The court cases were thrown out because of congressional action, as they should be, because the entire purpose of the NSA is to spy on foreigners. Thus these programs were legal and this whistleblowing was not, in fact, whistleblowing at all, just leaks of classified information.

krunck - 10 days ago

I am thankful for what he did. We need more Mark Kleins.

user99999999 - 10 days ago

RIP to privacy too

cynicalpeace - 10 days ago

Tom Drake, John Kiriakou, Ed Snowden, Mark Klein.

These are people that have shown that parts of the intelligence community are guilty of crimes against humanity and the American people.

Yet every time more evidence comes out, people are so quick to dismiss it as "wacko conspiracy theories".

Integrape - 10 days ago

Does this not count as a political post? It would have been flagged if the title had DOGE instead of NSA.

tehjoker - 10 days ago

It's crazy almost nothing changed after this revelation. What a fake democracy we live in.

djmips - 10 days ago

Age 79/80 ?

roenxi - 11 days ago

The tolerance for the US mass spying efforts remains weird. It undermines the credibility of many US politicians around Trump - yes the US public appears to be set to vote in Hitler-equivalents for the forseeable future. No, dismantling the insane spying apparatus is not a major agenda point.

Marry those two ideas together.

artursapek - 10 days ago

RIP

curtisszmania - 10 days ago

[dead]

yaspersian - 10 days ago

[dead]

cytocync - 10 days ago

[dead]

hrhbbvjhcxb - 10 days ago

[dead]

heavymetalpoizn - 9 days ago

[dead]

unit149 - 10 days ago

[dead]

samstave - 10 days ago

Needs black banner

RoseGray - 10 days ago

[flagged]

rosegroove - 11 days ago

[flagged]

heraldgeezer - 10 days ago

Such a different time. I got kind of anti-american after that but now with the world I am 100% pro USA/EU/Western world and Israel because the others are much worse. Much, much worse.

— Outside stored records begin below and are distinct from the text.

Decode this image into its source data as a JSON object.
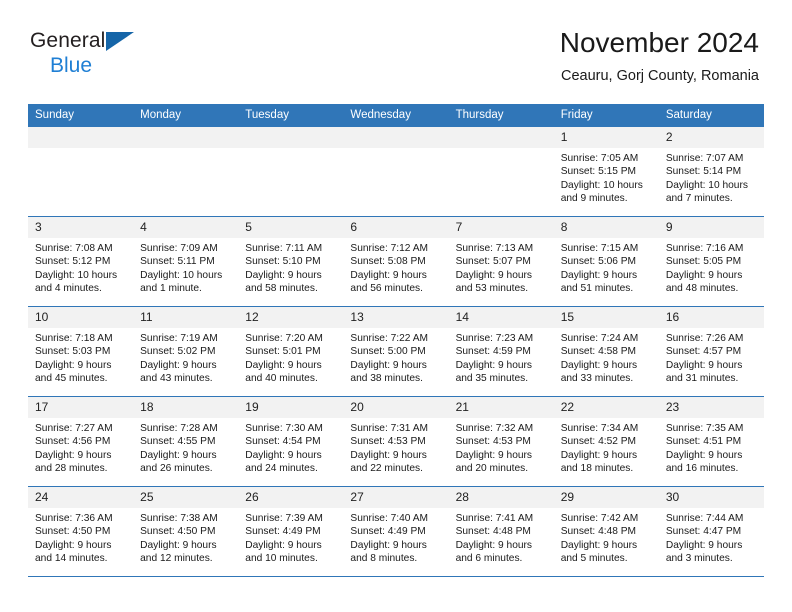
{
  "brand": {
    "line1": "General",
    "line2": "Blue",
    "logo_icon": "triangle-logo-icon"
  },
  "header": {
    "title": "November 2024",
    "subtitle": "Ceauru, Gorj County, Romania"
  },
  "calendar": {
    "weekday_headers": [
      "Sunday",
      "Monday",
      "Tuesday",
      "Wednesday",
      "Thursday",
      "Friday",
      "Saturday"
    ],
    "colors": {
      "header_blue": "#3076B8",
      "daynum_gray": "#F2F2F2",
      "brand_blue": "#1F7FD4",
      "logo_blue": "#1565A8"
    },
    "labels": {
      "sunrise": "Sunrise:",
      "sunset": "Sunset:",
      "daylight": "Daylight:"
    },
    "weeks": [
      [
        {
          "day": "",
          "empty": true
        },
        {
          "day": "",
          "empty": true
        },
        {
          "day": "",
          "empty": true
        },
        {
          "day": "",
          "empty": true
        },
        {
          "day": "",
          "empty": true
        },
        {
          "day": "1",
          "sunrise": "Sunrise: 7:05 AM",
          "sunset": "Sunset: 5:15 PM",
          "daylight1": "Daylight: 10 hours",
          "daylight2": "and 9 minutes."
        },
        {
          "day": "2",
          "sunrise": "Sunrise: 7:07 AM",
          "sunset": "Sunset: 5:14 PM",
          "daylight1": "Daylight: 10 hours",
          "daylight2": "and 7 minutes."
        }
      ],
      [
        {
          "day": "3",
          "sunrise": "Sunrise: 7:08 AM",
          "sunset": "Sunset: 5:12 PM",
          "daylight1": "Daylight: 10 hours",
          "daylight2": "and 4 minutes."
        },
        {
          "day": "4",
          "sunrise": "Sunrise: 7:09 AM",
          "sunset": "Sunset: 5:11 PM",
          "daylight1": "Daylight: 10 hours",
          "daylight2": "and 1 minute."
        },
        {
          "day": "5",
          "sunrise": "Sunrise: 7:11 AM",
          "sunset": "Sunset: 5:10 PM",
          "daylight1": "Daylight: 9 hours",
          "daylight2": "and 58 minutes."
        },
        {
          "day": "6",
          "sunrise": "Sunrise: 7:12 AM",
          "sunset": "Sunset: 5:08 PM",
          "daylight1": "Daylight: 9 hours",
          "daylight2": "and 56 minutes."
        },
        {
          "day": "7",
          "sunrise": "Sunrise: 7:13 AM",
          "sunset": "Sunset: 5:07 PM",
          "daylight1": "Daylight: 9 hours",
          "daylight2": "and 53 minutes."
        },
        {
          "day": "8",
          "sunrise": "Sunrise: 7:15 AM",
          "sunset": "Sunset: 5:06 PM",
          "daylight1": "Daylight: 9 hours",
          "daylight2": "and 51 minutes."
        },
        {
          "day": "9",
          "sunrise": "Sunrise: 7:16 AM",
          "sunset": "Sunset: 5:05 PM",
          "daylight1": "Daylight: 9 hours",
          "daylight2": "and 48 minutes."
        }
      ],
      [
        {
          "day": "10",
          "sunrise": "Sunrise: 7:18 AM",
          "sunset": "Sunset: 5:03 PM",
          "daylight1": "Daylight: 9 hours",
          "daylight2": "and 45 minutes."
        },
        {
          "day": "11",
          "sunrise": "Sunrise: 7:19 AM",
          "sunset": "Sunset: 5:02 PM",
          "daylight1": "Daylight: 9 hours",
          "daylight2": "and 43 minutes."
        },
        {
          "day": "12",
          "sunrise": "Sunrise: 7:20 AM",
          "sunset": "Sunset: 5:01 PM",
          "daylight1": "Daylight: 9 hours",
          "daylight2": "and 40 minutes."
        },
        {
          "day": "13",
          "sunrise": "Sunrise: 7:22 AM",
          "sunset": "Sunset: 5:00 PM",
          "daylight1": "Daylight: 9 hours",
          "daylight2": "and 38 minutes."
        },
        {
          "day": "14",
          "sunrise": "Sunrise: 7:23 AM",
          "sunset": "Sunset: 4:59 PM",
          "daylight1": "Daylight: 9 hours",
          "daylight2": "and 35 minutes."
        },
        {
          "day": "15",
          "sunrise": "Sunrise: 7:24 AM",
          "sunset": "Sunset: 4:58 PM",
          "daylight1": "Daylight: 9 hours",
          "daylight2": "and 33 minutes."
        },
        {
          "day": "16",
          "sunrise": "Sunrise: 7:26 AM",
          "sunset": "Sunset: 4:57 PM",
          "daylight1": "Daylight: 9 hours",
          "daylight2": "and 31 minutes."
        }
      ],
      [
        {
          "day": "17",
          "sunrise": "Sunrise: 7:27 AM",
          "sunset": "Sunset: 4:56 PM",
          "daylight1": "Daylight: 9 hours",
          "daylight2": "and 28 minutes."
        },
        {
          "day": "18",
          "sunrise": "Sunrise: 7:28 AM",
          "sunset": "Sunset: 4:55 PM",
          "daylight1": "Daylight: 9 hours",
          "daylight2": "and 26 minutes."
        },
        {
          "day": "19",
          "sunrise": "Sunrise: 7:30 AM",
          "sunset": "Sunset: 4:54 PM",
          "daylight1": "Daylight: 9 hours",
          "daylight2": "and 24 minutes."
        },
        {
          "day": "20",
          "sunrise": "Sunrise: 7:31 AM",
          "sunset": "Sunset: 4:53 PM",
          "daylight1": "Daylight: 9 hours",
          "daylight2": "and 22 minutes."
        },
        {
          "day": "21",
          "sunrise": "Sunrise: 7:32 AM",
          "sunset": "Sunset: 4:53 PM",
          "daylight1": "Daylight: 9 hours",
          "daylight2": "and 20 minutes."
        },
        {
          "day": "22",
          "sunrise": "Sunrise: 7:34 AM",
          "sunset": "Sunset: 4:52 PM",
          "daylight1": "Daylight: 9 hours",
          "daylight2": "and 18 minutes."
        },
        {
          "day": "23",
          "sunrise": "Sunrise: 7:35 AM",
          "sunset": "Sunset: 4:51 PM",
          "daylight1": "Daylight: 9 hours",
          "daylight2": "and 16 minutes."
        }
      ],
      [
        {
          "day": "24",
          "sunrise": "Sunrise: 7:36 AM",
          "sunset": "Sunset: 4:50 PM",
          "daylight1": "Daylight: 9 hours",
          "daylight2": "and 14 minutes."
        },
        {
          "day": "25",
          "sunrise": "Sunrise: 7:38 AM",
          "sunset": "Sunset: 4:50 PM",
          "daylight1": "Daylight: 9 hours",
          "daylight2": "and 12 minutes."
        },
        {
          "day": "26",
          "sunrise": "Sunrise: 7:39 AM",
          "sunset": "Sunset: 4:49 PM",
          "daylight1": "Daylight: 9 hours",
          "daylight2": "and 10 minutes."
        },
        {
          "day": "27",
          "sunrise": "Sunrise: 7:40 AM",
          "sunset": "Sunset: 4:49 PM",
          "daylight1": "Daylight: 9 hours",
          "daylight2": "and 8 minutes."
        },
        {
          "day": "28",
          "sunrise": "Sunrise: 7:41 AM",
          "sunset": "Sunset: 4:48 PM",
          "daylight1": "Daylight: 9 hours",
          "daylight2": "and 6 minutes."
        },
        {
          "day": "29",
          "sunrise": "Sunrise: 7:42 AM",
          "sunset": "Sunset: 4:48 PM",
          "daylight1": "Daylight: 9 hours",
          "daylight2": "and 5 minutes."
        },
        {
          "day": "30",
          "sunrise": "Sunrise: 7:44 AM",
          "sunset": "Sunset: 4:47 PM",
          "daylight1": "Daylight: 9 hours",
          "daylight2": "and 3 minutes."
        }
      ]
    ]
  }
}
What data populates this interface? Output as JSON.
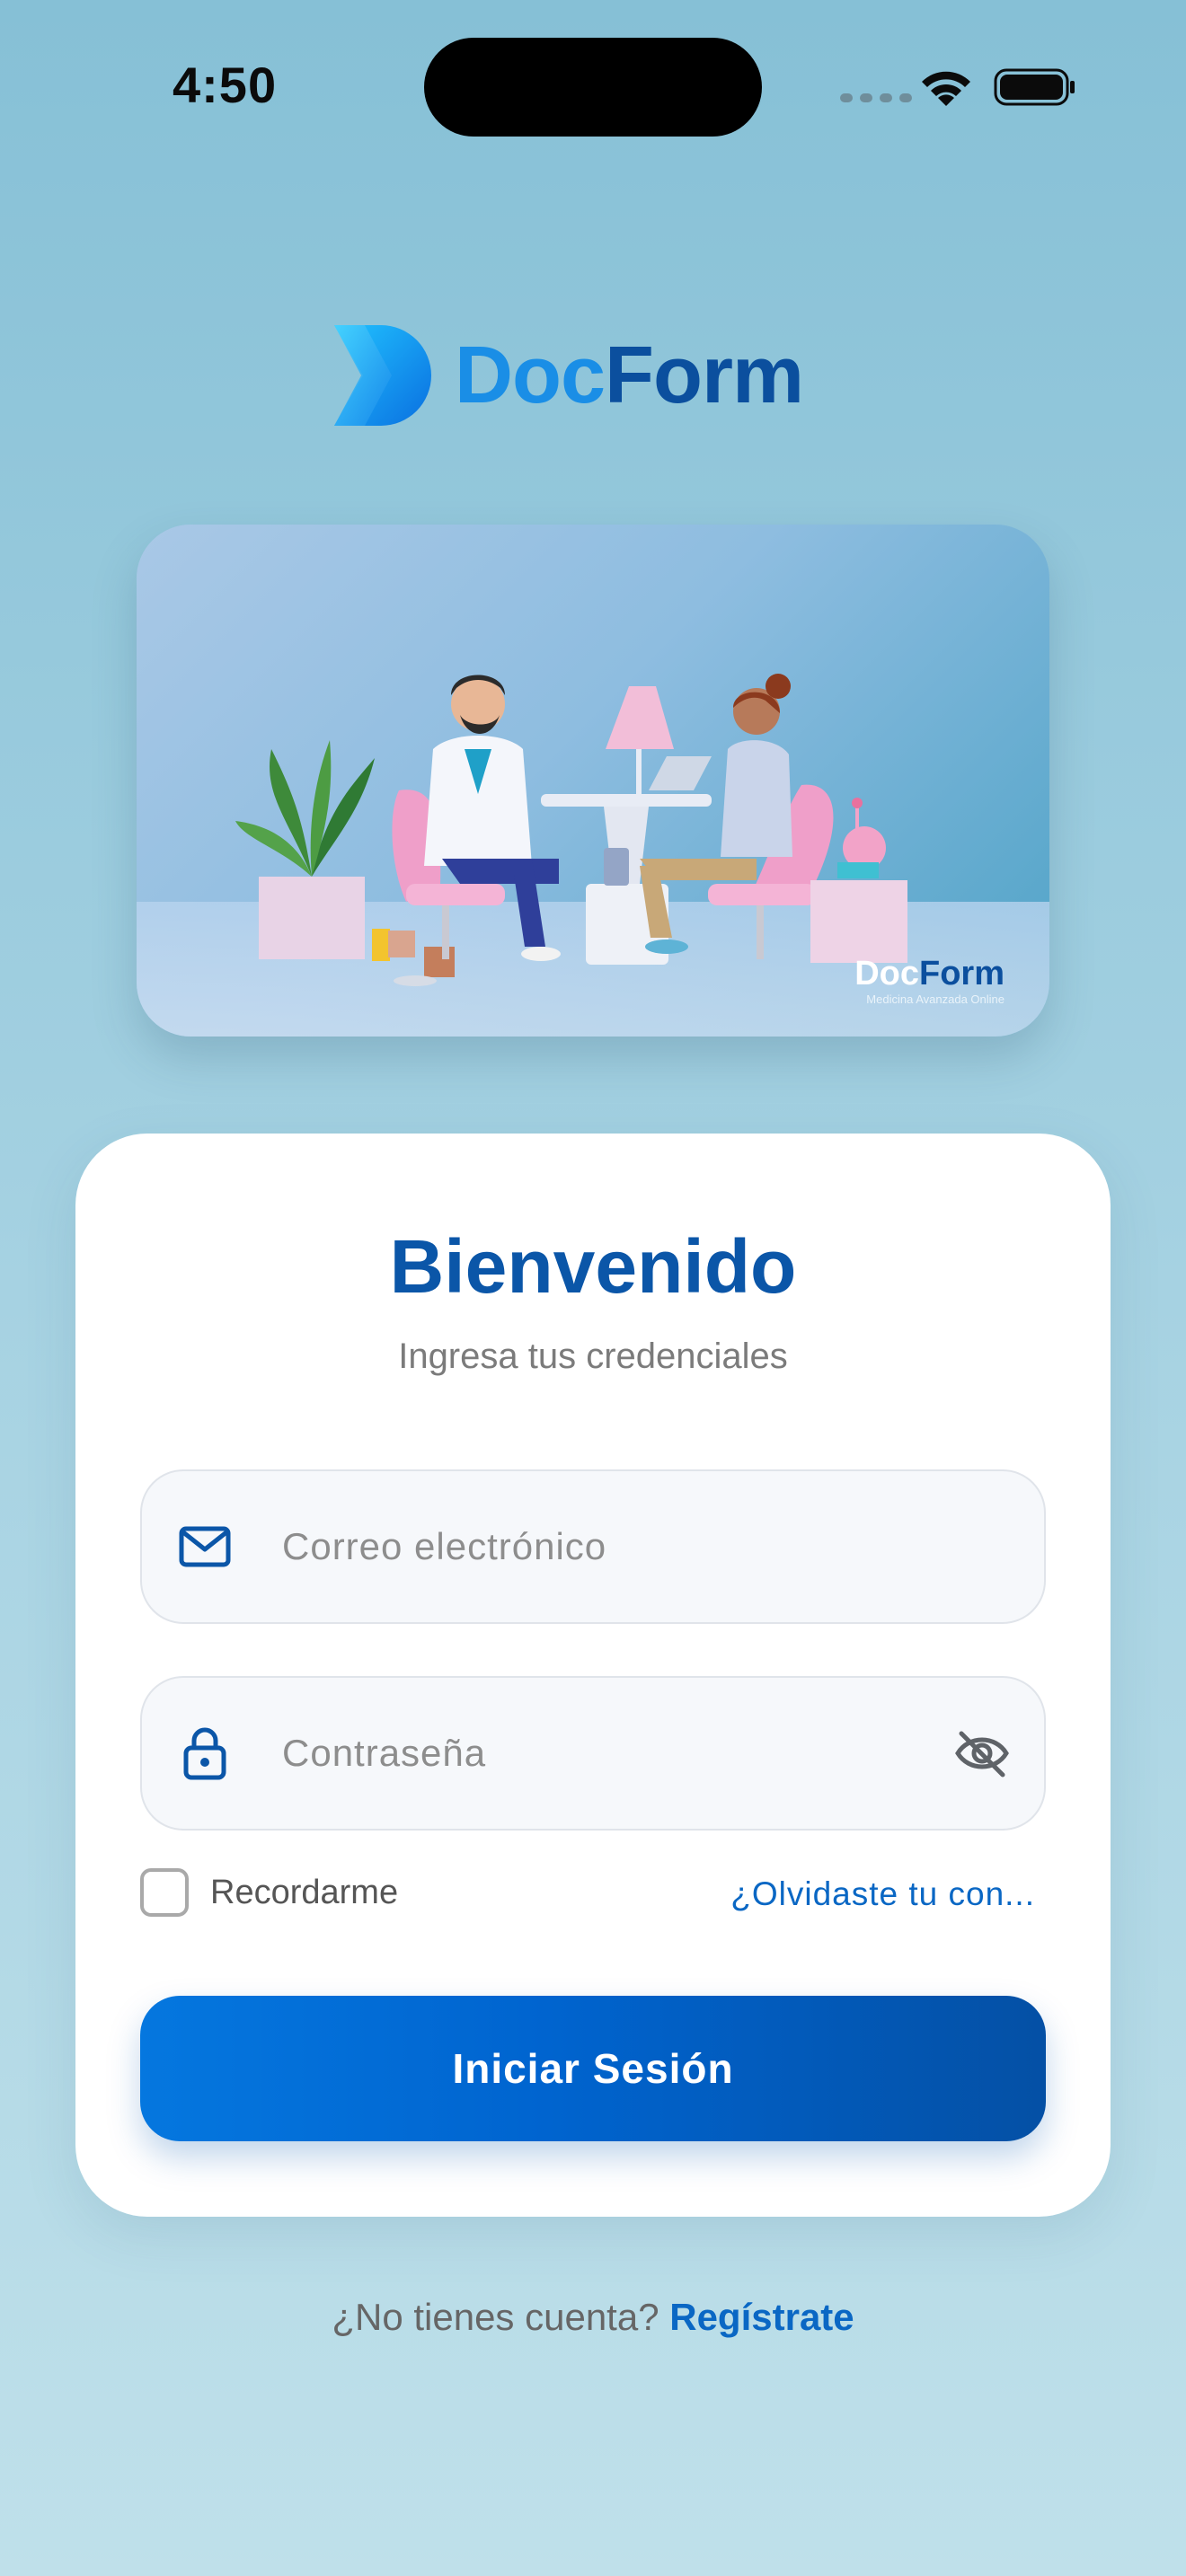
{
  "status_bar": {
    "time": "4:50"
  },
  "brand": {
    "name_part1": "Doc",
    "name_part2": "Form"
  },
  "hero": {
    "brand_part1": "Doc",
    "brand_part2": "Form",
    "brand_tagline": "Medicina Avanzada Online"
  },
  "login": {
    "title": "Bienvenido",
    "subtitle": "Ingresa tus credenciales",
    "email_placeholder": "Correo electrónico",
    "email_value": "",
    "password_placeholder": "Contraseña",
    "password_value": "",
    "remember_label": "Recordarme",
    "remember_checked": false,
    "forgot_link": "¿Olvidaste tu con...",
    "submit_label": "Iniciar Sesión"
  },
  "signup": {
    "prompt": "¿No tienes cuenta?",
    "link": "Regístrate"
  },
  "icons": {
    "email": "mail-icon",
    "password": "lock-icon",
    "toggle_visibility": "eye-off-icon"
  },
  "colors": {
    "primary": "#0b56a8",
    "accent": "#0a67c4",
    "button_start": "#0577df",
    "button_end": "#0450a5",
    "background_top": "#86c0d6",
    "background_bottom": "#bfe0ea"
  }
}
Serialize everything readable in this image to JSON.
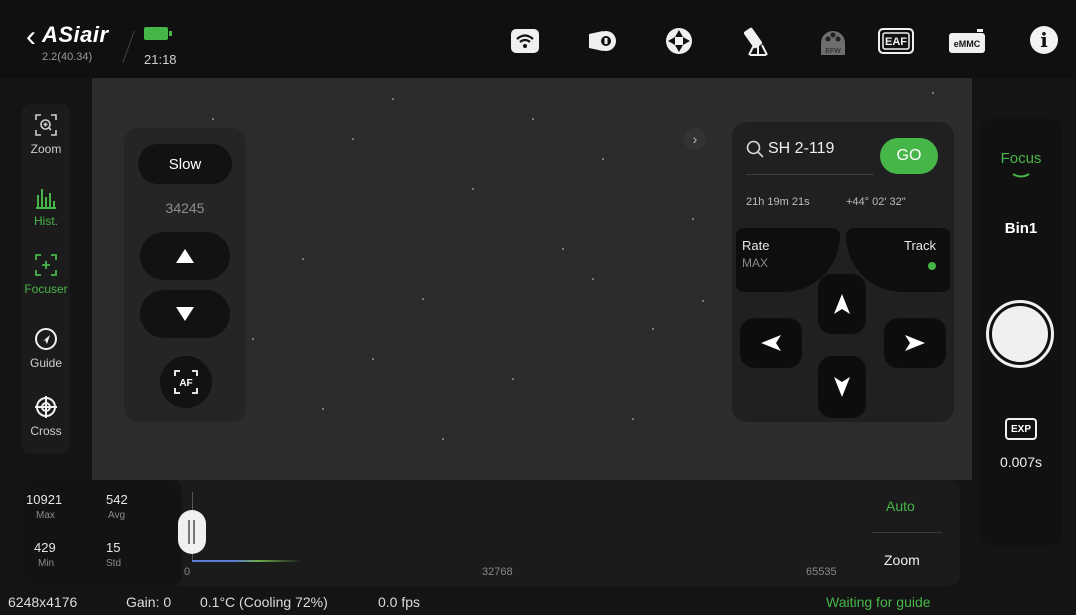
{
  "header": {
    "app_logo": "ASiair",
    "version": "2.2(40.34)",
    "time": "21:18",
    "icons": [
      "wifi-icon",
      "camera-icon",
      "guide-scope-icon",
      "telescope-icon",
      "efw-icon",
      "eaf-icon",
      "emmc-icon",
      "info-icon"
    ],
    "efw_label": "EFW",
    "eaf_label": "EAF",
    "emmc_label": "eMMC",
    "info_label": "i"
  },
  "left_tools": {
    "zoom": "Zoom",
    "hist": "Hist.",
    "focuser": "Focuser",
    "guide": "Guide",
    "cross": "Cross"
  },
  "focuser": {
    "speed_label": "Slow",
    "position": "34245",
    "af_label": "AF"
  },
  "mount": {
    "target_name": "SH 2-119",
    "go_label": "GO",
    "ra": "21h 19m 21s",
    "dec": "+44° 02' 32\"",
    "rate_label": "Rate",
    "rate_value": "MAX",
    "track_label": "Track"
  },
  "right_panel": {
    "mode": "Focus",
    "bin": "Bin1",
    "exp_label": "EXP",
    "exposure": "0.007s"
  },
  "histogram": {
    "max_value": "10921",
    "max_label": "Max",
    "avg_value": "542",
    "avg_label": "Avg",
    "min_value": "429",
    "min_label": "Min",
    "std_value": "15",
    "std_label": "Std",
    "axis_start": "0",
    "axis_mid": "32768",
    "axis_end": "65535",
    "auto_label": "Auto",
    "zoom_label": "Zoom"
  },
  "status": {
    "resolution": "6248x4176",
    "gain": "Gain: 0",
    "temp": "0.1°C (Cooling 72%)",
    "fps": "0.0 fps",
    "guide_status": "Waiting for guide"
  },
  "colors": {
    "accent": "#47b649",
    "background": "#141414"
  }
}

neil_s_anderson - 11 days ago

I find it odd how many people automatically assume that whatever the NSA is up to must be undesirable and therefore should be opposed.

I mean, where do you think analysis of plans by terrorists and nation state adversaries to attack our nation and its allies comes from? The raw intelligence data these are based on can only be gathered by surveillance of communications, both targeted and in bulk.

You should all be supporting this, as you benefit from it every day.